About Dry Grasses
Turkish auteur Nuri Bilge Ceylan returns for his ninth feature, which centres on a schoolteacher accused of abuse by a female student
Impeccably captured against the chilly, rugged beauty of snow-laden Anatolia, About Dry Grasses is another masterclass in deliberate, textured, literary-minded arthouse cinema from Nuri Bilge Ceylan.
This Turkish filmmaker is no stranger to creating intellectually-minded protagonists who elicit conflicting emotions from the audience, and the ambiguous character at the centre of Ceylan's latest film is a doozy. Samet (Deniz Celiloğlu) is a disgruntled educator completing the fourth – and he hopes, final – year of a placement at a school in a rural backwater. He is an art teacher and sometimes photographer who cares little for the people eking out an existence around him. He produces vaguely condescending portraits of locals and longs to be in Istanbul. He is prickly and fairly unlikeable even before he and his colleague/roommate, Kenan (Musab Ekici), are accused of inappropriate behaviour by two female students.
Prior to the accusations, Samet is seen being overfamiliar with Sevim (Ece Bağcı), one of his students, to whom he brings a gift from his recent travels and shares a moment of slightly too intimate physical contact. Sevim is subsequently embarrassed when a love letter is confiscated from her bag in class and Samet reads it. She appears to lash out in retaliation by reporting Samet to the headteacher.
This setup might sound like it is laying the groundwork for something salacious or melodramatic, but rather than being seduced by the spectacle, Ceylan is instead more interested in the prevailing bureaucratic morass and moral fallout. The situation becomes the catalyst for foibles and failings to be laid bare – both in Samet’s increasingly unpleasant behaviour towards his class and his spiteful intervention in a burgeoning romance between Kenan and Nuray (Merve Dizdar), a fellow teacher from a nearby town in whom Samet had previously shown little interest.
The About Dry Grasses discourse has been filled with references to the film’s running time, the third consecutive outing in which Ceylan has breached the three-hour mark. He is not making durational work, though. Even when scenes feature glacial, painterly shots of figures engulfed by wide-angle landscapes, how long they last is not their defining attribute. Instead, the pacing of Ceylan's films allows for a more immersive experience of their narratives – akin to entering the world of a slow-burning television programme more than being a film that intentionally draws out its action to emphasise its length. That is the case here, where About Dry Grasses patiently follows the stilted flows and elliptical eddies of its characters’ lives to deepen our understanding of their discontent.

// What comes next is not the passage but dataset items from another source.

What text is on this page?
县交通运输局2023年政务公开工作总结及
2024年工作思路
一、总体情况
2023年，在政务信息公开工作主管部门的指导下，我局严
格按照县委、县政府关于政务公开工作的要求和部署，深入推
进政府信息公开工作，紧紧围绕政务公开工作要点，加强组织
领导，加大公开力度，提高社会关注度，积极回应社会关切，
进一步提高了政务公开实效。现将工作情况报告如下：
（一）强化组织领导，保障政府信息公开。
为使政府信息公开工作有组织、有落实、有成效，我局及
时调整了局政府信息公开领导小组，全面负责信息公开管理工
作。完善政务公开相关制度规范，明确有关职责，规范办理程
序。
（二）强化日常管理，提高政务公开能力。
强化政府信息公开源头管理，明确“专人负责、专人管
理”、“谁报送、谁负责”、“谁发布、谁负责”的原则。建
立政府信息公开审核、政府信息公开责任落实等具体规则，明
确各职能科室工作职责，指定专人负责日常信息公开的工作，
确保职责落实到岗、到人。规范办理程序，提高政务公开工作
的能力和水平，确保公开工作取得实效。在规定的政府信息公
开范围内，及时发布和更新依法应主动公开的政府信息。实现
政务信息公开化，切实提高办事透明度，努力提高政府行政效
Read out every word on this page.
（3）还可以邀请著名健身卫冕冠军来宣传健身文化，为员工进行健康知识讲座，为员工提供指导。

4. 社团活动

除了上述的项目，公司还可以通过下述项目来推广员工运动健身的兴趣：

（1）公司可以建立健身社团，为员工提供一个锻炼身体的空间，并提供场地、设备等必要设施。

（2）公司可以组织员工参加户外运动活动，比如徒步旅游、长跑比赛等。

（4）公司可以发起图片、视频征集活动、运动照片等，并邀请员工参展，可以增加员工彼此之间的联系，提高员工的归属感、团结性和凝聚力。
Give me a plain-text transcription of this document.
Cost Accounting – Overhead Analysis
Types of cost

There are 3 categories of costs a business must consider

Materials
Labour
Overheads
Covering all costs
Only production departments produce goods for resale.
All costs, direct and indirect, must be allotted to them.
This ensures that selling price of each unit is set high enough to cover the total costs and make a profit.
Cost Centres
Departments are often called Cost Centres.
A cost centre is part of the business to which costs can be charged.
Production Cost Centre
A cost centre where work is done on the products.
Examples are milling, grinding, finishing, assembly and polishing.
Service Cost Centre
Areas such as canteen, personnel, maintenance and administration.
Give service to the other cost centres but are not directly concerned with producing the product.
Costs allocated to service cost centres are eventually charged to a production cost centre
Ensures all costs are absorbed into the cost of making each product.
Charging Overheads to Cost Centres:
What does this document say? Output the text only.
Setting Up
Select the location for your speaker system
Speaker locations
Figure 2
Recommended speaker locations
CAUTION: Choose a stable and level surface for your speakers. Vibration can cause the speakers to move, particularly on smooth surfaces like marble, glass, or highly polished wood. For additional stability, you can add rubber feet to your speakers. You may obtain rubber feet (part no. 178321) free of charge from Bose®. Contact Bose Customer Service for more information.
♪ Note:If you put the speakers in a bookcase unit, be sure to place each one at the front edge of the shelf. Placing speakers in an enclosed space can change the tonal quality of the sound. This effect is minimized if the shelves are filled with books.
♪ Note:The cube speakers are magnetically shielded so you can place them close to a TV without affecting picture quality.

Ceylan draws this out visually, offering just the kind of ravishing imagery we’ve come to expect from the director’s oeuvre, and through a meandering series of conversations that have become equally synonymous with his filmmaking style. These conversations range from innocuous or idle to pointed and political and far from tipping into overly talky territory they feel like rich and necessary excavations of character and milieu. There is even one flourish that feels like something of an outlier in Ceylan’s filmmaking which beautifully combines piercing introspection with Brechtian alienation to disarming effect. This is one of arthouse cinema’s maestros on top form.